Meta, the parent company of social media giant Facebook, is once again in hot water due to cryptocurrency scam ads.
According to a recent report published by The Wall Street Journal, the Australian Competition and Consumer Commission, the chief competition regulator in Australia, has taken the tech giant to court, alleging that it had failed to decisively clamp down on fake celebrity endorsements.
Commission Chair Rod Sims says that the company should have done more to protect users from malicious ads.
Meta, however, asserts that it has been cooperating with the regulator while touting its scam-detecting technology.
Numerous prominent Australian personalities, such as politician Mike Baird, have become embroiled in cryptocurrency fraud schemes, with their names being invertedly used for promoting such products.
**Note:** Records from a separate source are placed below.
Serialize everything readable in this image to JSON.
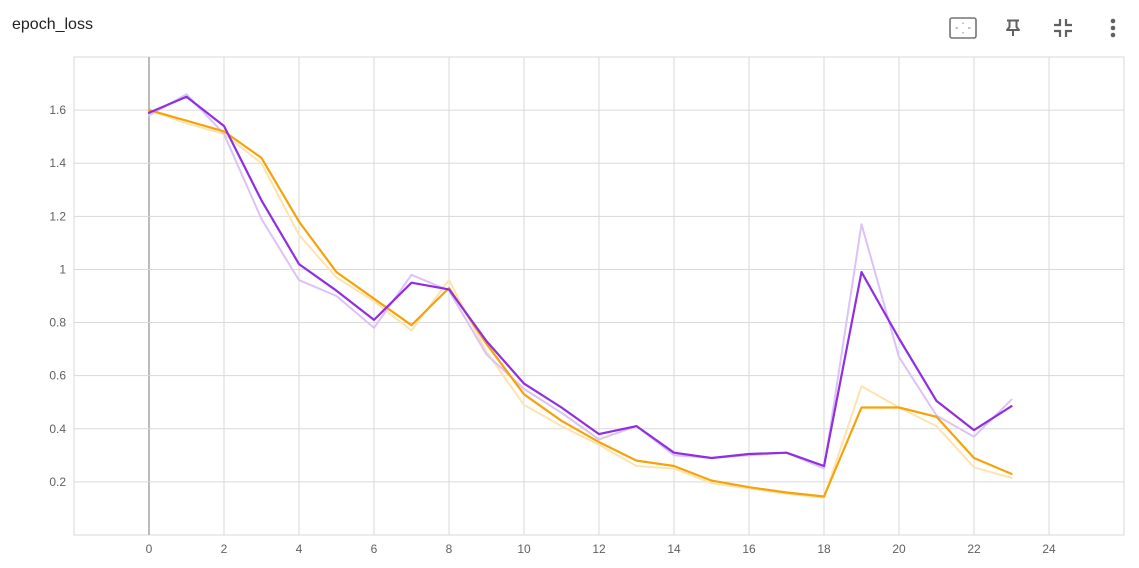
{
  "header": {
    "title": "epoch_loss"
  },
  "toolbar": {
    "icons": [
      "fit-domain-icon",
      "pin-icon",
      "collapse-icon",
      "more-vert-icon"
    ]
  },
  "colors": {
    "orange": "#f5a30a",
    "orange_raw": "#fde3b0",
    "purple": "#8e2fe0",
    "purple_raw": "#dcc2f7",
    "grid": "#dadada",
    "axis_zero": "#9e9e9e"
  },
  "chart_data": {
    "type": "line",
    "title": "epoch_loss",
    "xlabel": "",
    "ylabel": "",
    "xlim": [
      -2,
      26
    ],
    "ylim": [
      0,
      1.8
    ],
    "x_ticks": [
      0,
      2,
      4,
      6,
      8,
      10,
      12,
      14,
      16,
      18,
      20,
      22,
      24
    ],
    "y_ticks": [
      0.2,
      0.4,
      0.6,
      0.8,
      1,
      1.2,
      1.4,
      1.6
    ],
    "x_tick_labels": [
      "0",
      "2",
      "4",
      "6",
      "8",
      "10",
      "12",
      "14",
      "16",
      "18",
      "20",
      "22",
      "24"
    ],
    "y_tick_labels": [
      "0.2",
      "0.4",
      "0.6",
      "0.8",
      "1",
      "1.2",
      "1.4",
      "1.6"
    ],
    "grid": true,
    "x": [
      0,
      1,
      2,
      3,
      4,
      5,
      6,
      7,
      8,
      9,
      10,
      11,
      12,
      13,
      14,
      15,
      16,
      17,
      18,
      19,
      20,
      21,
      22,
      23
    ],
    "series": [
      {
        "color": "#f5a30a",
        "raw_color": "#fde3b0",
        "smoothed": [
          1.6,
          1.56,
          1.52,
          1.42,
          1.18,
          0.99,
          0.89,
          0.79,
          0.93,
          0.72,
          0.53,
          0.43,
          0.35,
          0.28,
          0.26,
          0.205,
          0.18,
          0.16,
          0.145,
          0.48,
          0.48,
          0.445,
          0.29,
          0.23
        ],
        "raw": [
          1.6,
          1.55,
          1.51,
          1.4,
          1.13,
          0.97,
          0.88,
          0.77,
          0.96,
          0.69,
          0.49,
          0.41,
          0.34,
          0.26,
          0.25,
          0.195,
          0.175,
          0.155,
          0.14,
          0.56,
          0.48,
          0.41,
          0.255,
          0.215
        ]
      },
      {
        "color": "#8e2fe0",
        "raw_color": "#dcc2f7",
        "smoothed": [
          1.59,
          1.65,
          1.54,
          1.26,
          1.02,
          0.92,
          0.81,
          0.95,
          0.925,
          0.73,
          0.57,
          0.48,
          0.38,
          0.41,
          0.31,
          0.29,
          0.305,
          0.31,
          0.26,
          0.99,
          0.74,
          0.505,
          0.395,
          0.485
        ],
        "raw": [
          1.58,
          1.66,
          1.51,
          1.19,
          0.96,
          0.9,
          0.78,
          0.98,
          0.92,
          0.68,
          0.55,
          0.46,
          0.36,
          0.41,
          0.3,
          0.29,
          0.3,
          0.31,
          0.25,
          1.17,
          0.67,
          0.45,
          0.37,
          0.51
        ]
      }
    ]
  }
}
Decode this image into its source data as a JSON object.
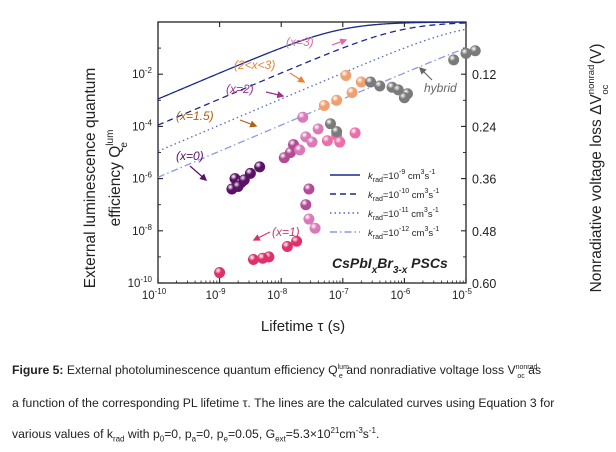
{
  "figure": {
    "caption_lead": "Figure 5:",
    "caption_line1": "External photoluminescence quantum efficiency Q",
    "caption_line1_sup": "lum",
    "caption_line1_sub": "e",
    "caption_line1b": " and nonradiative voltage loss V",
    "caption_line1b_sup": "nonrad",
    "caption_line1b_sub": "oc",
    "caption_line1c": " as",
    "caption_line2": "a function of the corresponding PL lifetime τ. The lines are the calculated curves using Equation 3 for",
    "caption_line3": "various values of k",
    "caption_line3_sub": "rad",
    "caption_line3b": " with p",
    "caption_line3b_sub": "0",
    "caption_line3c": "=0, p",
    "caption_line3c_sub": "a",
    "caption_line3d": "=0, p",
    "caption_line3d_sub": "e",
    "caption_line3e": "=0.05, G",
    "caption_line3e_sub": "ext",
    "caption_line3f": "=5.3×10",
    "caption_line3f_sup": "21",
    "caption_line3g": "cm",
    "caption_line3g_sup": "-3",
    "caption_line3h": "s",
    "caption_line3h_sup": "-1",
    "caption_line3i": "."
  },
  "chart_data": {
    "type": "scatter",
    "title": "CsPbI_xBr_3-x PSCs",
    "title_parts": {
      "base1": "CsPbI",
      "sub1": "x",
      "base2": "Br",
      "sub2": "3-x",
      "base3": " PSCs"
    },
    "xlabel": "Lifetime τ (s)",
    "xscale": "log",
    "xlim": [
      1e-10,
      1e-05
    ],
    "xticks": [
      {
        "v": -10,
        "label_base": "10",
        "label_exp": "-10"
      },
      {
        "v": -9,
        "label_base": "10",
        "label_exp": "-9"
      },
      {
        "v": -8,
        "label_base": "10",
        "label_exp": "-8"
      },
      {
        "v": -7,
        "label_base": "10",
        "label_exp": "-7"
      },
      {
        "v": -6,
        "label_base": "10",
        "label_exp": "-6"
      },
      {
        "v": -5,
        "label_base": "10",
        "label_exp": "-5"
      }
    ],
    "ylabel_left_line1": "External luminescence quantum",
    "ylabel_left_line2": "efficiency Q",
    "ylabel_left_sup": "lum",
    "ylabel_left_sub": "e",
    "yscale": "log",
    "ylim": [
      1e-10,
      1
    ],
    "yticks": [
      {
        "v": -2,
        "label_base": "10",
        "label_exp": "-2"
      },
      {
        "v": -4,
        "label_base": "10",
        "label_exp": "-4"
      },
      {
        "v": -6,
        "label_base": "10",
        "label_exp": "-6"
      },
      {
        "v": -8,
        "label_base": "10",
        "label_exp": "-8"
      },
      {
        "v": -10,
        "label_base": "10",
        "label_exp": "-10"
      }
    ],
    "ylabel_right": "Nonradiative voltage loss ΔV",
    "ylabel_right_sup": "nonrad",
    "ylabel_right_sub": "oc",
    "ylabel_right_unit": " (V)",
    "yticks_right": [
      {
        "v": -2,
        "label": "0.12"
      },
      {
        "v": -4,
        "label": "0.24"
      },
      {
        "v": -6,
        "label": "0.36"
      },
      {
        "v": -8,
        "label": "0.48"
      },
      {
        "v": -10,
        "label": "0.60"
      }
    ],
    "lines": [
      {
        "name": "k_rad=10^-9 cm^3s^-1",
        "label_k": "k",
        "label_sub": "rad",
        "label_eq": "=10",
        "label_exp": "-9",
        "label_unit": " cm",
        "label_unit_sup": "3",
        "label_s": "s",
        "label_s_sup": "-1",
        "style": "solid",
        "color": "#1b2a8a",
        "offset": 0
      },
      {
        "name": "k_rad=10^-10 cm^3s^-1",
        "label_k": "k",
        "label_sub": "rad",
        "label_eq": "=10",
        "label_exp": "-10",
        "label_unit": " cm",
        "label_unit_sup": "3",
        "label_s": "s",
        "label_s_sup": "-1",
        "style": "dash",
        "color": "#1b2a8a",
        "offset": 1
      },
      {
        "name": "k_rad=10^-11 cm^3s^-1",
        "label_k": "k",
        "label_sub": "rad",
        "label_eq": "=10",
        "label_exp": "-11",
        "label_unit": " cm",
        "label_unit_sup": "3",
        "label_s": "s",
        "label_s_sup": "-1",
        "style": "dot",
        "color": "#4a68c8",
        "offset": 2
      },
      {
        "name": "k_rad=10^-12 cm^3s^-1",
        "label_k": "k",
        "label_sub": "rad",
        "label_eq": "=10",
        "label_exp": "-12",
        "label_unit": " cm",
        "label_unit_sup": "3",
        "label_s": "s",
        "label_s_sup": "-1",
        "style": "dashdot",
        "color": "#8a9ae0",
        "offset": 3
      }
    ],
    "groups": [
      {
        "label": "(x=0)",
        "color": "#5a1266",
        "label_color": "#5a1266",
        "points": [
          [
            -8.75,
            -6.0
          ],
          [
            -8.8,
            -6.4
          ],
          [
            -8.65,
            -6.15
          ],
          [
            -8.7,
            -6.3
          ],
          [
            -8.5,
            -5.8
          ],
          [
            -8.35,
            -5.55
          ],
          [
            -8.6,
            -6.05
          ]
        ]
      },
      {
        "label": "(x=1)",
        "color": "#e0306a",
        "label_color": "#d03470",
        "points": [
          [
            -9.0,
            -9.6
          ],
          [
            -8.45,
            -9.1
          ],
          [
            -8.2,
            -9.0
          ],
          [
            -7.9,
            -8.6
          ],
          [
            -7.75,
            -8.4
          ],
          [
            -8.3,
            -9.05
          ]
        ]
      },
      {
        "label": "(x=1.5)",
        "color": "#b24a95",
        "label_color": "#b06010",
        "points": [
          [
            -7.95,
            -5.2
          ],
          [
            -7.85,
            -5.0
          ],
          [
            -7.8,
            -4.7
          ],
          [
            -7.6,
            -7.0
          ],
          [
            -7.55,
            -6.4
          ]
        ]
      },
      {
        "label": "(x=2)",
        "color": "#d97ab8",
        "label_color": "#a0308a",
        "points": [
          [
            -7.65,
            -3.65
          ],
          [
            -7.6,
            -4.4
          ],
          [
            -7.4,
            -4.1
          ],
          [
            -7.5,
            -4.6
          ],
          [
            -7.7,
            -4.9
          ],
          [
            -7.55,
            -7.55
          ],
          [
            -7.45,
            -7.9
          ]
        ]
      },
      {
        "label": "(2<x<3)",
        "color": "#f0a070",
        "label_color": "#e8843a",
        "points": [
          [
            -7.3,
            -3.2
          ],
          [
            -7.1,
            -3.0
          ],
          [
            -6.85,
            -2.7
          ],
          [
            -6.7,
            -2.3
          ],
          [
            -6.95,
            -2.05
          ]
        ]
      },
      {
        "label": "(x=3)",
        "color": "#ec6ea8",
        "label_color": "#e26aa2",
        "points": [
          [
            -7.1,
            -4.35
          ],
          [
            -7.25,
            -4.55
          ],
          [
            -7.05,
            -4.6
          ],
          [
            -6.8,
            -4.25
          ]
        ]
      },
      {
        "label": "hybrid",
        "color": "#7a7a7a",
        "label_color": "#666666",
        "points": [
          [
            -6.55,
            -2.3
          ],
          [
            -6.2,
            -2.5
          ],
          [
            -6.1,
            -2.6
          ],
          [
            -5.95,
            -2.75
          ],
          [
            -5.2,
            -1.45
          ],
          [
            -5.0,
            -1.2
          ],
          [
            -4.85,
            -1.1
          ],
          [
            -6.4,
            -2.45
          ],
          [
            -6.0,
            -2.9
          ],
          [
            -7.1,
            -4.2
          ],
          [
            -7.2,
            -3.9
          ]
        ]
      }
    ],
    "legend_position": "right-middle"
  },
  "colors": {
    "text": "#222222",
    "axis": "#222222",
    "line_dark": "#1b2a8a"
  }
}
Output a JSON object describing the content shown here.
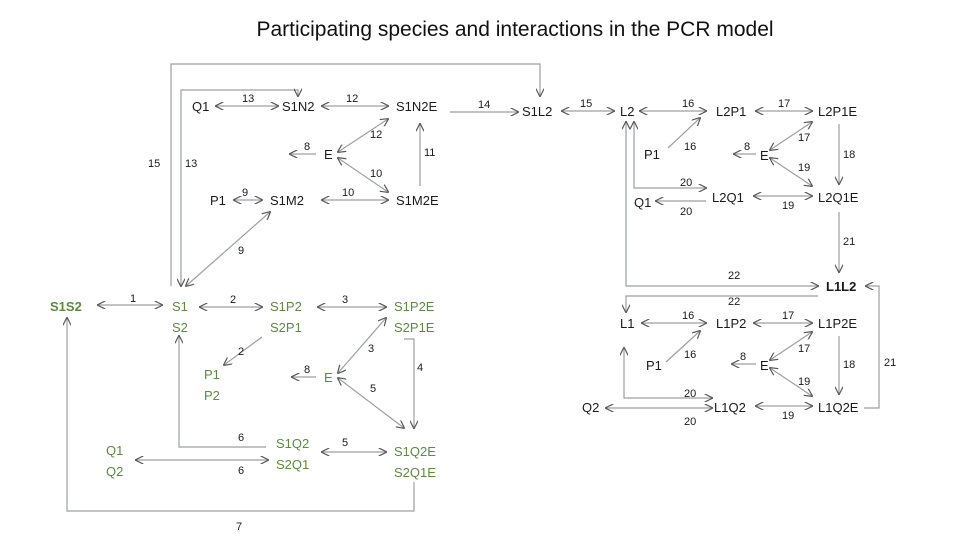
{
  "title": "Participating species and interactions in the PCR model",
  "colors": {
    "green": "#5c8a3e",
    "text": "#1a1a1a",
    "line": "#9aa0a6"
  },
  "species": {
    "S1S2": "S1S2",
    "S1": "S1",
    "S2": "S2",
    "Q1": "Q1",
    "Q2": "Q2",
    "P1": "P1",
    "P2": "P2",
    "E": "E",
    "S1N2": "S1N2",
    "S1N2E": "S1N2E",
    "S1M2": "S1M2",
    "S1M2E": "S1M2E",
    "S1L2": "S1L2",
    "S1P2": "S1P2",
    "S2P1": "S2P1",
    "S1P2E": "S1P2E",
    "S2P1E": "S2P1E",
    "S1Q2": "S1Q2",
    "S2Q1": "S2Q1",
    "S1Q2E": "S1Q2E",
    "S2Q1E": "S2Q1E",
    "L1": "L1",
    "L2": "L2",
    "L1L2": "L1L2",
    "L2P1": "L2P1",
    "L2P1E": "L2P1E",
    "L2Q1": "L2Q1",
    "L2Q1E": "L2Q1E",
    "L1P2": "L1P2",
    "L1P2E": "L1P2E",
    "L1Q2": "L1Q2",
    "L1Q2E": "L1Q2E"
  },
  "reactions": [
    "1",
    "2",
    "3",
    "4",
    "5",
    "6",
    "7",
    "8",
    "9",
    "10",
    "11",
    "12",
    "13",
    "14",
    "15",
    "16",
    "17",
    "18",
    "19",
    "20",
    "21",
    "22"
  ]
}
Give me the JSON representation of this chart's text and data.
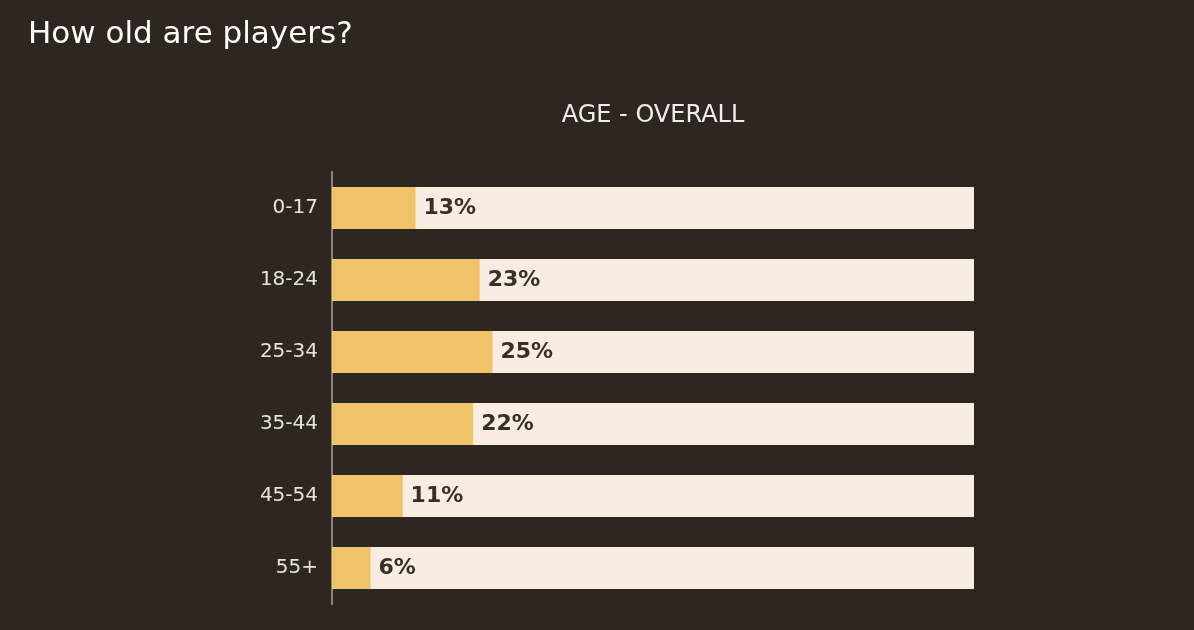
{
  "chart_data": {
    "type": "bar",
    "orientation": "horizontal",
    "title": "How old are players?",
    "subtitle": "AGE - OVERALL",
    "categories": [
      "0-17",
      "18-24",
      "25-34",
      "35-44",
      "45-54",
      "55+"
    ],
    "values": [
      13,
      23,
      25,
      22,
      11,
      6
    ],
    "value_labels": [
      "13%",
      "23%",
      "25%",
      "22%",
      "11%",
      "6%"
    ],
    "color": "#f0c36a",
    "xlim": [
      0,
      100
    ],
    "tick_labels": "y"
  }
}
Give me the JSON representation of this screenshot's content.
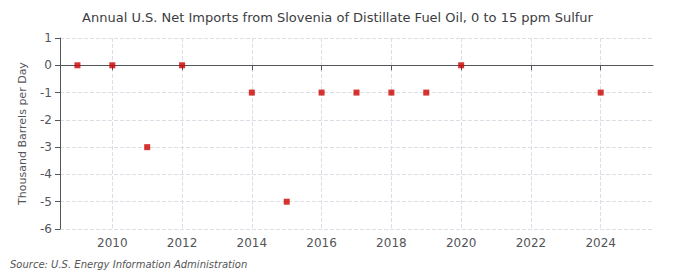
{
  "chart_data": {
    "type": "scatter",
    "title": "Annual U.S. Net Imports from Slovenia of Distillate Fuel Oil, 0 to 15 ppm Sulfur",
    "ylabel": "Thousand Barrels per Day",
    "source": "Source: U.S. Energy Information Administration",
    "x": [
      2009,
      2010,
      2011,
      2012,
      2014,
      2015,
      2016,
      2017,
      2018,
      2019,
      2020,
      2024
    ],
    "values": [
      0,
      0,
      -3,
      0,
      -1,
      -5,
      -1,
      -1,
      -1,
      -1,
      0,
      -1
    ],
    "color": "#cc0000",
    "marker": "square",
    "xlim": [
      2008.5,
      2025.5
    ],
    "xticks": [
      2010,
      2012,
      2014,
      2016,
      2018,
      2020,
      2022,
      2024
    ],
    "ylim": [
      -6,
      1
    ],
    "yticks": [
      -6,
      -5,
      -4,
      -3,
      -2,
      -1,
      0,
      1
    ],
    "grid": true
  }
}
The modus operandi has been more or less the same for years: scammers typically post fake news articles with convincing quotations from celebrities that are meant to lure people into investing in a crypto sham.
While seasoned crypto users are very unlikely to fall prey to such scams, it is not uncommon for ordinary people to part with their money in such a way. The regulator says that a single victim can lose $450,000 after clicking a fake cryptocurrency ad.
Financial campaigner Martin Lewis went as far as suing Facebook over fake crypto ads using his name before dropping the lawsuit in early 2019.
If Meta loses the suit filed by the Australian regulator, it will have to pay millions of dollars worth of fines.